Pria itu kembali teringat masa silam. Ketika dirinya dan Aludra masih duduk di bangku sekolah menengah atas. Setiap hari mereka akan duduk di taman itu, sembari mengerjakan tugas-tugas dari sekolah. Sesekali Fikri mengeluh akan sulitnya tugas itu, namun Aludra dengan sabar mengajarinya.

Tapi kini Fikri sadar, masa itu telah berlalu. Tawa dan senyum hangat milik Aludra hanya tersisa di ingatannya. Semoga saja, ingatan itu tak turut menghilang dan pudar seiring berjalannya waktu.

"Fik?" panggil Farza. Pria itu hanya diam. Masih enggan menyahut panggilan maupun perkataan dari siapapun. Dia masih butuh waktu untuk menenangkan diri. Masih butuh waktu untuk menerima ketetapan yang terjadi.

"Gue tahu ini berat banget buat lo. Gue juga pernah kehilangan, walau mungkin sakitnya nggak sehebat yang lo rasain sekarang. Gue tahu perlu waktu buat nerima semuanya. Tapi gue mohon, jangan berlarut-larut, Fik. Ibu lo sedih lihat lo kaya gini terus," ujar Farza.

Perempuan itu tak menyerah untuk membujuk Fikri, supaya kembali menjadi Fikri seperti biasanya. Walau Farza sendiri sadar, ini terlalu berat. Walau Farza mengerti, sakitnya pasti teramat hebat. Tapi melihat Fikri begitu terpuruk seperti sekarang ini, entah kenapa Farza sakit.

"Kehilangan? Bukannya sekarang lo bisa mulai lagi ambisi lo buat balik sama Dilfa?
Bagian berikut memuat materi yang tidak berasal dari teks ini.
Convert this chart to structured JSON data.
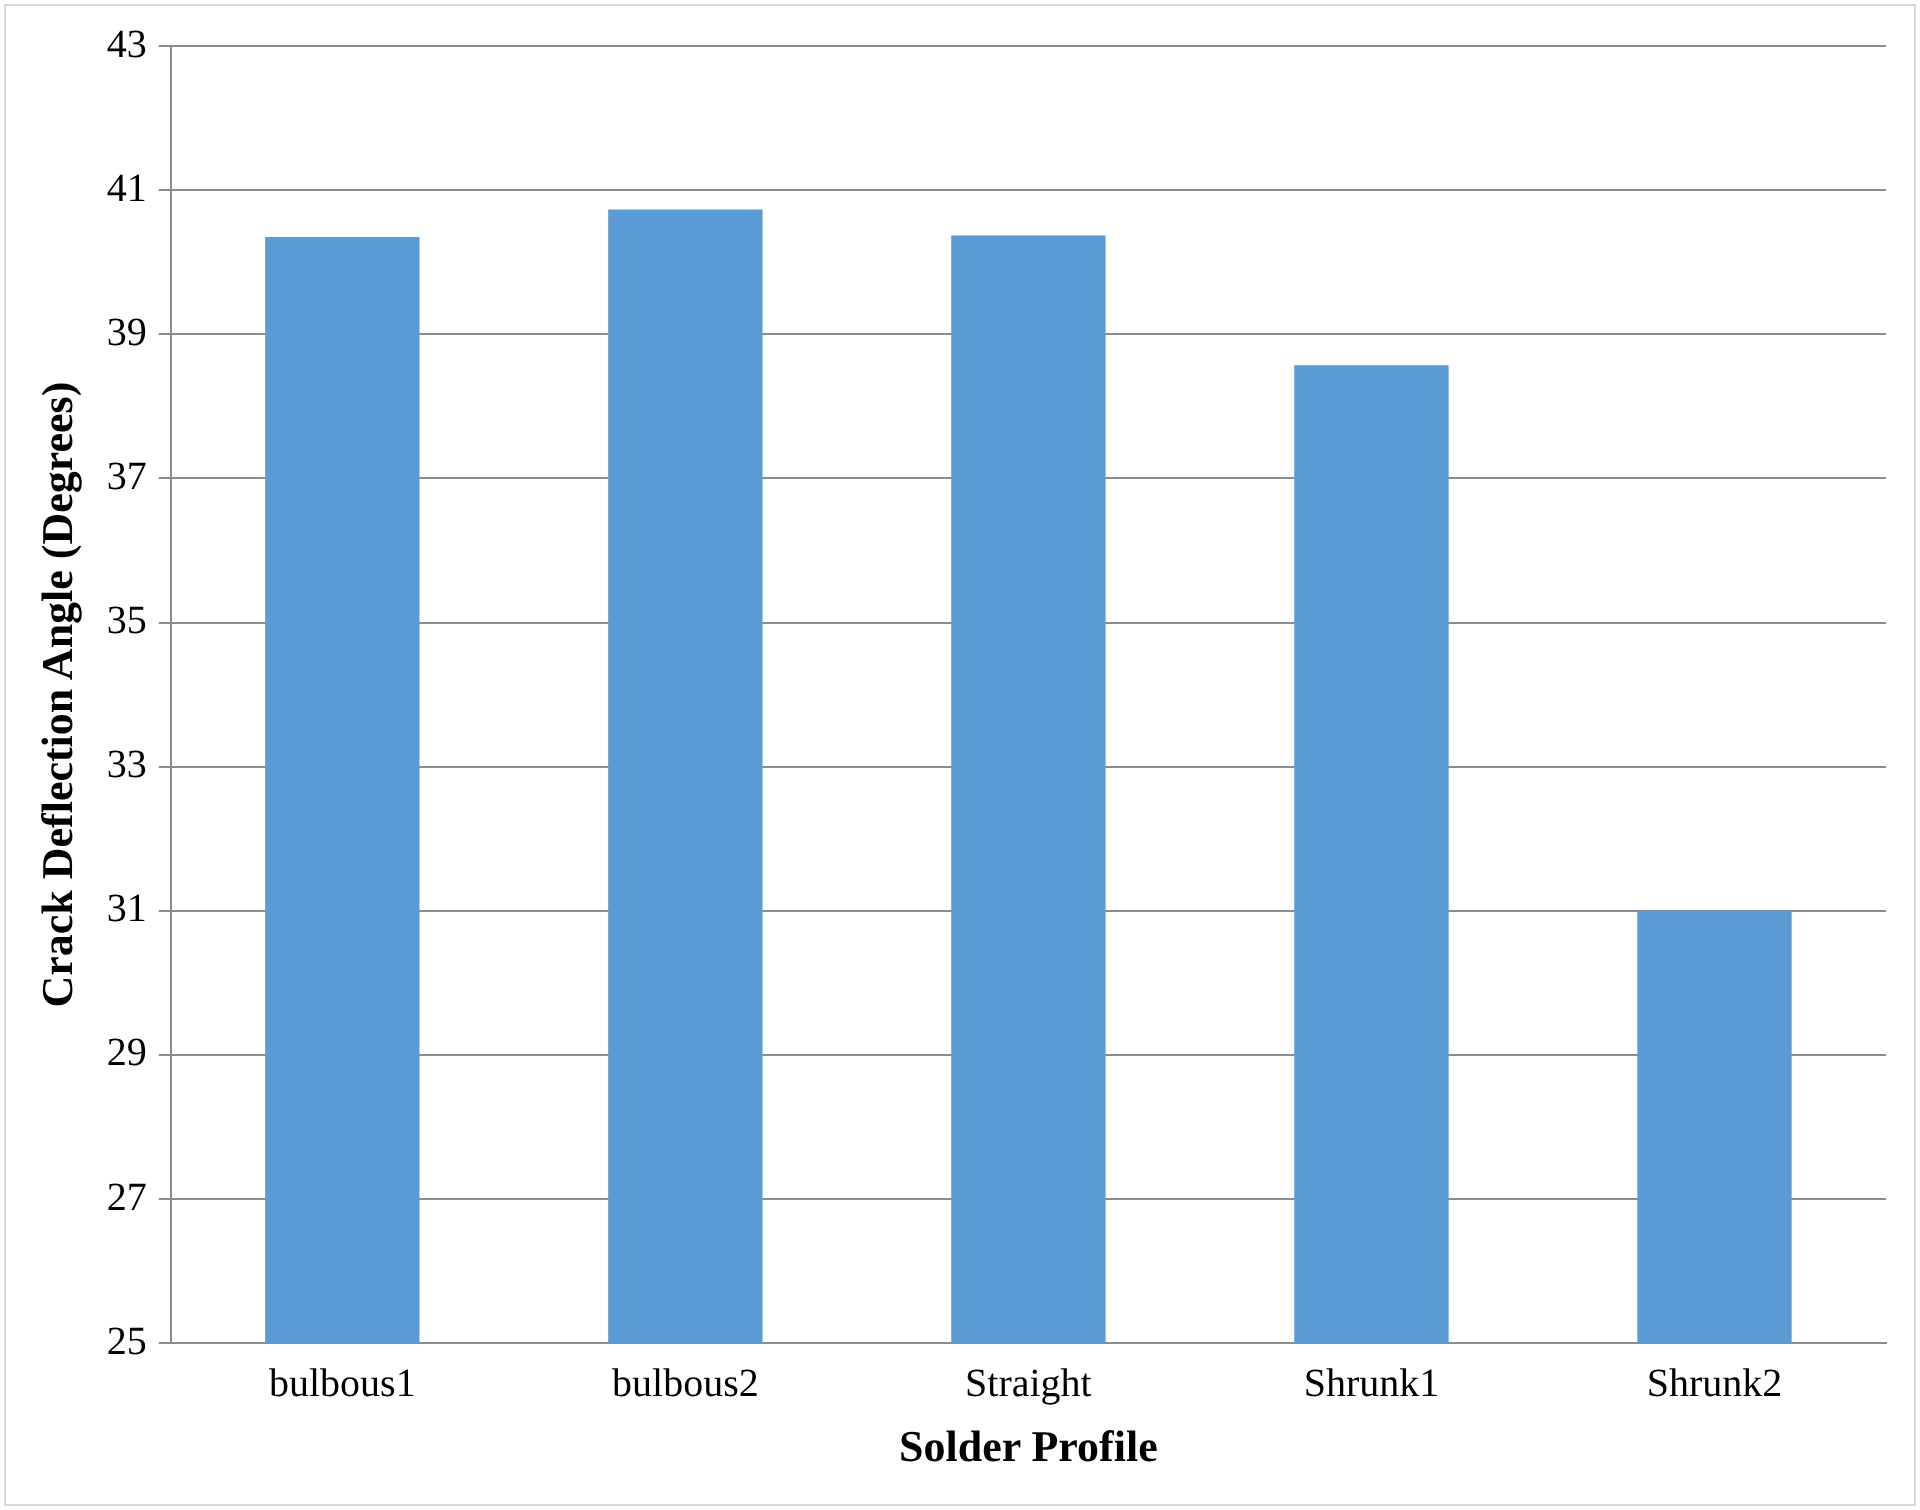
{
  "chart_data": {
    "type": "bar",
    "xlabel": "Solder Profile",
    "ylabel": "Crack Deflection Angle (Degrees)",
    "categories": [
      "bulbous1",
      "bulbous2",
      "Straight",
      "Shrunk1",
      "Shrunk2"
    ],
    "values": [
      40.35,
      40.73,
      40.37,
      38.57,
      31.0
    ],
    "color": "#5b9bd5",
    "ylim": [
      25,
      43
    ],
    "yticks": [
      25,
      27,
      29,
      31,
      33,
      35,
      37,
      39,
      41,
      43
    ],
    "grid": "y",
    "legend": false
  }
}
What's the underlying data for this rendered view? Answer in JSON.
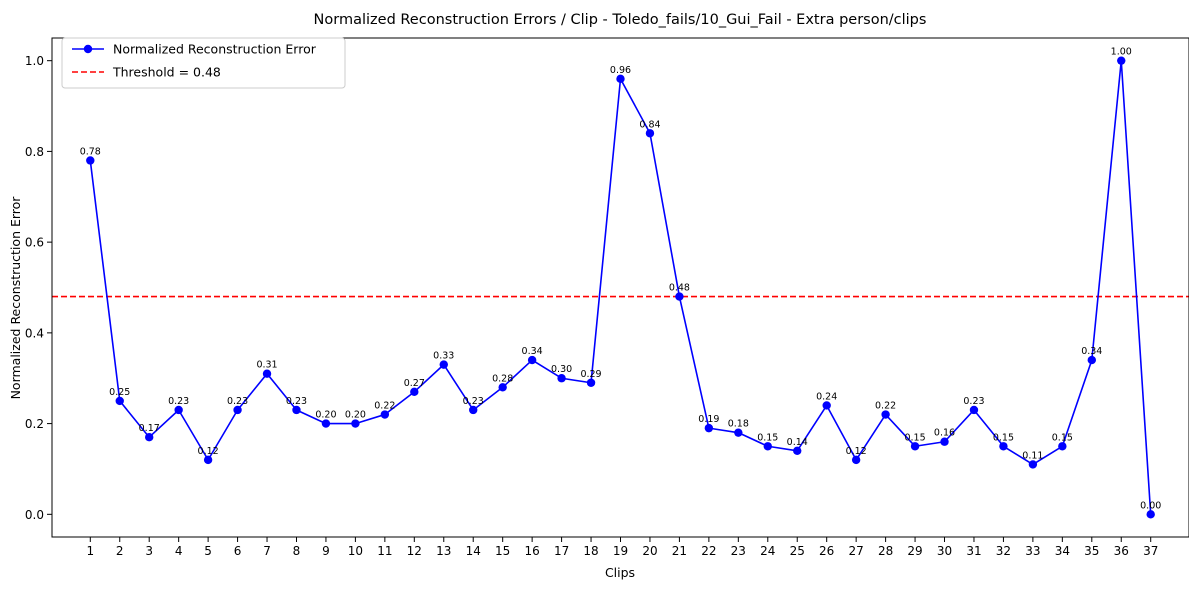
{
  "chart_data": {
    "type": "line",
    "title": "Normalized Reconstruction Errors / Clip - Toledo_fails/10_Gui_Fail - Extra person/clips",
    "xlabel": "Clips",
    "ylabel": "Normalized Reconstruction Error",
    "x": [
      1,
      2,
      3,
      4,
      5,
      6,
      7,
      8,
      9,
      10,
      11,
      12,
      13,
      14,
      15,
      16,
      17,
      18,
      19,
      20,
      21,
      22,
      23,
      24,
      25,
      26,
      27,
      28,
      29,
      30,
      31,
      32,
      33,
      34,
      35,
      36,
      37
    ],
    "x_tick_labels": [
      "1",
      "2",
      "3",
      "4",
      "5",
      "6",
      "7",
      "8",
      "9",
      "10",
      "11",
      "12",
      "13",
      "14",
      "15",
      "16",
      "17",
      "18",
      "19",
      "20",
      "21",
      "22",
      "23",
      "24",
      "25",
      "26",
      "27",
      "28",
      "29",
      "30",
      "31",
      "32",
      "33",
      "34",
      "35",
      "36",
      "37"
    ],
    "y_ticks": [
      0.0,
      0.2,
      0.4,
      0.6,
      0.8,
      1.0
    ],
    "y_tick_labels": [
      "0.0",
      "0.2",
      "0.4",
      "0.6",
      "0.8",
      "1.0"
    ],
    "xlim": [
      -0.3,
      38.3
    ],
    "ylim": [
      -0.05,
      1.05
    ],
    "grid": false,
    "legend_position": "top-left",
    "series": [
      {
        "name": "Normalized Reconstruction Error",
        "color": "#0000ff",
        "marker": "circle",
        "values": [
          0.78,
          0.25,
          0.17,
          0.23,
          0.12,
          0.23,
          0.31,
          0.23,
          0.2,
          0.2,
          0.22,
          0.27,
          0.33,
          0.23,
          0.28,
          0.34,
          0.3,
          0.29,
          0.96,
          0.84,
          0.48,
          0.19,
          0.18,
          0.15,
          0.14,
          0.24,
          0.12,
          0.22,
          0.15,
          0.16,
          0.23,
          0.15,
          0.11,
          0.15,
          0.34,
          1.0,
          0.0
        ],
        "value_labels": [
          "0.78",
          "0.25",
          "0.17",
          "0.23",
          "0.12",
          "0.23",
          "0.31",
          "0.23",
          "0.20",
          "0.20",
          "0.22",
          "0.27",
          "0.33",
          "0.23",
          "0.28",
          "0.34",
          "0.30",
          "0.29",
          "0.96",
          "0.84",
          "0.48",
          "0.19",
          "0.18",
          "0.15",
          "0.14",
          "0.24",
          "0.12",
          "0.22",
          "0.15",
          "0.16",
          "0.23",
          "0.15",
          "0.11",
          "0.15",
          "0.34",
          "1.00",
          "0.00"
        ]
      }
    ],
    "threshold": {
      "name": "Threshold = 0.48",
      "value": 0.48,
      "color": "#ff0000",
      "style": "dashed"
    }
  }
}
Ini kan, Za, yang lo mau? Selama ini lo berharap supaya Dilfa dan Aludra berpisah, sekarang mereka sudah berpisah. Puas lo?"

Farza kaget dengan ucapan Fikri. Bahkan dirinya sendiri tidak berpikir sejauh itu, lalu kenapa Fikri bisa mengucapkan kalimat seperti itu? Farza tidak mengerti sama sekali dengan jalan pikir dari Fikri.
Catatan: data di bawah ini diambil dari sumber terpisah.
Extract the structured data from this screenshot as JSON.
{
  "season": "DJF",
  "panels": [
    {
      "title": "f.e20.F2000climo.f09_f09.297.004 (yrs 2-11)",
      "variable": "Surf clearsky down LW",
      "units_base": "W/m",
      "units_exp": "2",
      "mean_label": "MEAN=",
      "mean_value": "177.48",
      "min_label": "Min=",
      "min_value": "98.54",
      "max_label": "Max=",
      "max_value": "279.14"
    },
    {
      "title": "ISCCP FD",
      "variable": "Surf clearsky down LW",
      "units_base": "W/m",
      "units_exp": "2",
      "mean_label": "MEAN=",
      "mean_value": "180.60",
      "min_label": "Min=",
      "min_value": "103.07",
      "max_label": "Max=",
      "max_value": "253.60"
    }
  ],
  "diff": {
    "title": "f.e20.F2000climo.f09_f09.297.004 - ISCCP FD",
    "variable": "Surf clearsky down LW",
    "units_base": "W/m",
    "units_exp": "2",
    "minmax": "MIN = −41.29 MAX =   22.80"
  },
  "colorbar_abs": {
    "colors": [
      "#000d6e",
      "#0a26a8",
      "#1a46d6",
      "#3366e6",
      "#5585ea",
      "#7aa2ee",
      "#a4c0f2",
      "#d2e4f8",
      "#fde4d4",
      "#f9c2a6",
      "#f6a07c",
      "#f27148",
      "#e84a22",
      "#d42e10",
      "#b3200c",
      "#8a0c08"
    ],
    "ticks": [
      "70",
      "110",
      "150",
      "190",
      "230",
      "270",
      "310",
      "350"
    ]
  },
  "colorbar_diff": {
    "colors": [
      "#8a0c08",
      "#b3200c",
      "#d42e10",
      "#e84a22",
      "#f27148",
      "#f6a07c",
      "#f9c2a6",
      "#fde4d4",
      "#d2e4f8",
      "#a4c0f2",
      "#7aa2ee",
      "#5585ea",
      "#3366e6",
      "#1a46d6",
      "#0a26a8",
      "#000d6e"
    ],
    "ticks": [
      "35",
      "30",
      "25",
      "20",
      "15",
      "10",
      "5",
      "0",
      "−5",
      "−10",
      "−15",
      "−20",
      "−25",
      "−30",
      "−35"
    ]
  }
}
"Gue nggak ngerti atas dasar apa lo ngomong gitu ke gue, Fik," jawab Farza.

"Kalau lo mikir kaya gitu ke gue karena gue masih ada rasa sama Dilfa, gue maklum. Tapi yang perlu lo tahu, gue sama sekali nggak punya pikiran kaya apa yang lo bilang tadi."

Fikri menyunggingkan bibirnya. Tidak percaya dengan kalimat yang Farza ucapkan. Perempuan itu terlalu berambisi untuk memiliki Dilfa kembali, dan ketika jalan menuju ke sana sudah terbuka, tidak mungkin Farza melepasnya begitu saja.
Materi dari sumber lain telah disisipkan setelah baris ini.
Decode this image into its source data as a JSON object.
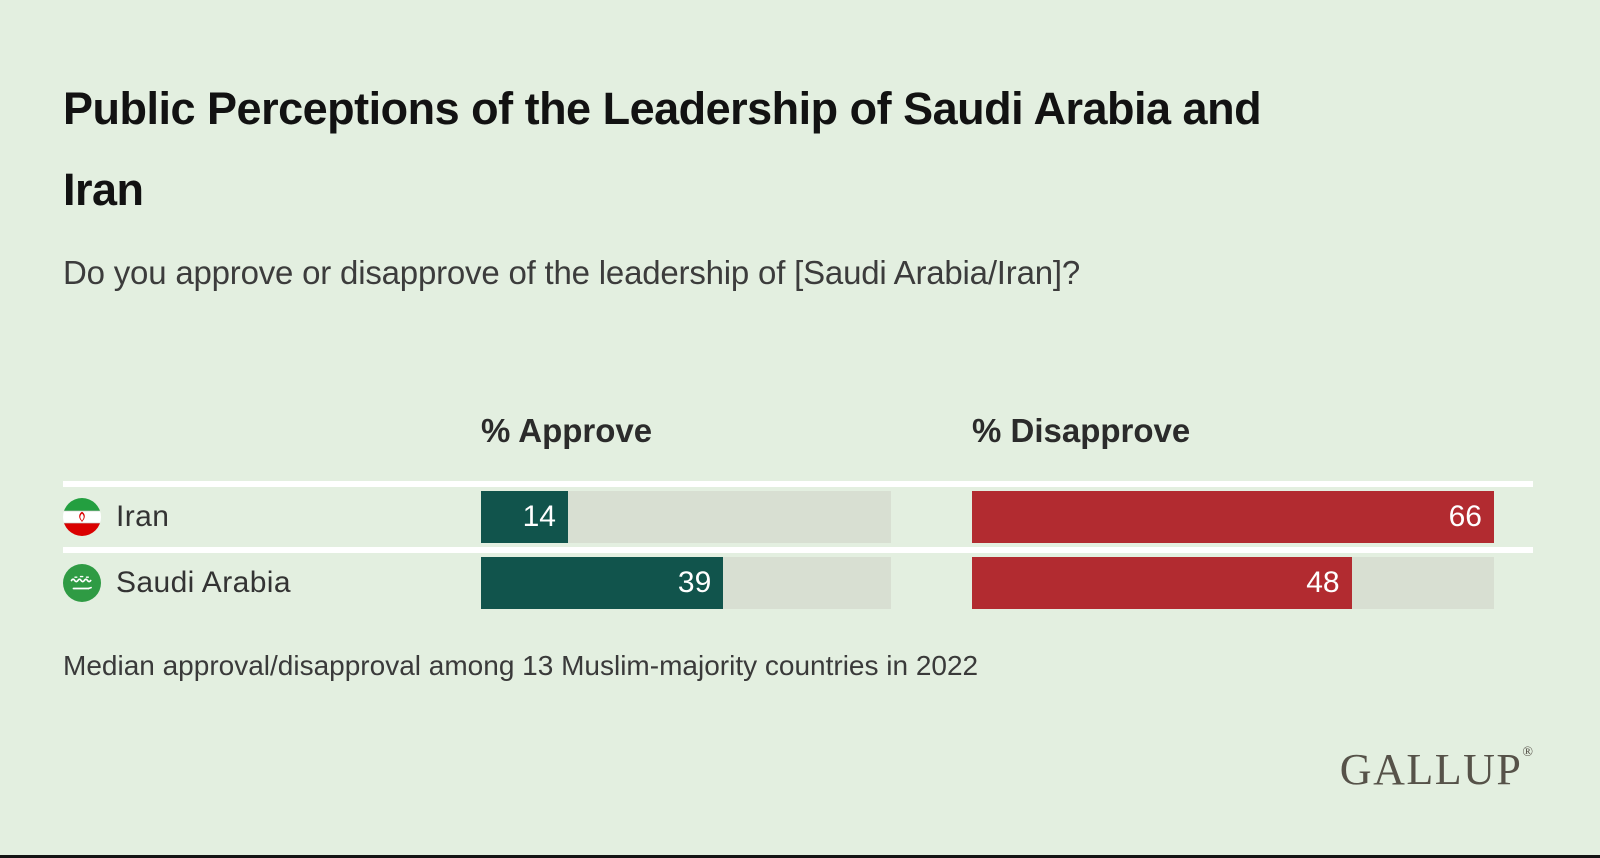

"Lo pikir gue akan percaya? Gue tahu seberapa besar keinginan lo buat hidup sama Dilfa lagi. Mungkin akhir-akhir ini lo terlihat sudah menyerah karena masih ada Aludra di sisi Dilfa. Tapi Aludra sekarang sudah nggak ada! Lo pikir gue percaya dengan lo bilang, lo nggak ada pikiran buat berusaha balik lagi sama Dilfa?"

Fikri menatap Farza. Segala macam rasa terlihat dari mata pria itu. Rasa kehilangan itu masih ada, tapi ada kilatan amarah yang terpancar juga. Farza tahu tidak mudah bagi Fikri untuk mempercayai dirinya. Apalagi Fikri menyaksikan secara langsung bagaimana ambisinya dulu. Tapi kali ini Farza tidak berbohong, dia sudah tidak mengharapkan Dilfa lagi.

"Gue tahu rasa kehilangan Aludra yang bikin emosi lo nggak ke kontrol kaya gini. Tapi lo nggak bisa luapin emosi lo ke gue kaya gini, Fik," ujar Farza.

"Nggak bisa? Lo berharap gue percaya sama lo, Za? Lo tahu dan lihat sendiri kan, bahkan sampai dia mati pun orang tua lo nggak mau lihat dia! Orang tua lo sama sekali nggak mau datang untuk minta maaf ke dia! Lo sama orang tua lo tuh sama, Za! Kalian sama-sama pengen Aludra menghilang seutuhnya dari hidup kalian!"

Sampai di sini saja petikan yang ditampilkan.